In 2009, Crotty’s laboratory published work showing that a protein called Bcl6 controls how helper T cells differentiate to do different jobs in the body. They found that Bcl6 prompts helper T cells to become Tfh cells, which work with B cells to produce powerful antibodies.

“There is great interest in the use of Tfh-cell-associated biology for enhancement of vaccines,” said Crotty. “There is also great interest in targeting Tfh cell-associated biology for therapeutic interventions in human autoimmune diseases, allergies, atherosclerosis, organ transplants and cancer.”

For the new study, Crotty led a complex effort to test competing theories for how Bcl6 controls Tfh. The researchers used mouse models and a range of genetic sequencing tools to determine that Tfh cells actually need Bcl6 to even exist.

They found that Bcl6 acts mainly as a repressor in helper T cells, meaning that it blocks the expression of other proteins in these cells through a series of genetic switches, which they mapped. These showed that Bcl6 controls a ‘double negative circuit’.

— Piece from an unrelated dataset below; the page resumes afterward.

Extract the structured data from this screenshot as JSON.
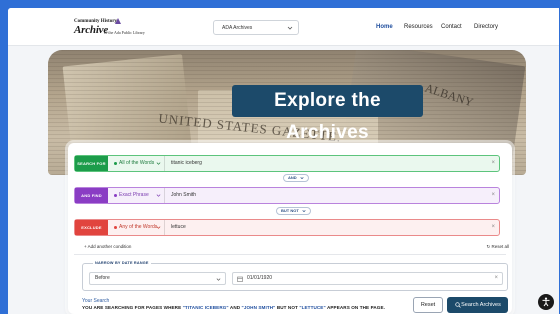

Bcl6 prompts helper T cells to become T follicular helper cells (Tfh cells, shown in blue), which work with B cells (shown in green) to produce powerful antibodies. Activated B cells give rise germinal centers (shown in red), where mature B cells proliferate and produce highly specific antibodies against pathogens. Bcl6 blocks the expression of two proteins that normally stop Tfh cell differentiation. When Bcl6 does its job, helper T cells are free to become Tfh cells when the body needs them [credit: Jinyong Choi, La Jolla Institute for Immunology].

“The protein Bcl6 switches this cell type on, but it is a protein that is only known to switch things off. So, we did a lot of experiments to figure out that it controls cells by a series of double negatives. It turns off genes that turn off other genes,” explained Crotty.

Bcl6 blocks the expression of two proteins that normally stop Tfh cell differentiation. When Bcl6 does its job, helper T cells are free to become Tfh cells when the body needs them.

“Increasing emphasis will surely now be placed on how to apply that knowledge to Tfh-related therapeutics,” Crotty said, adding that tweaking immune responses through Bcl6 could help control autoimmune diseases such as multiple sclerosis and type 1 diabetes.

The study was published in Nature Immunology.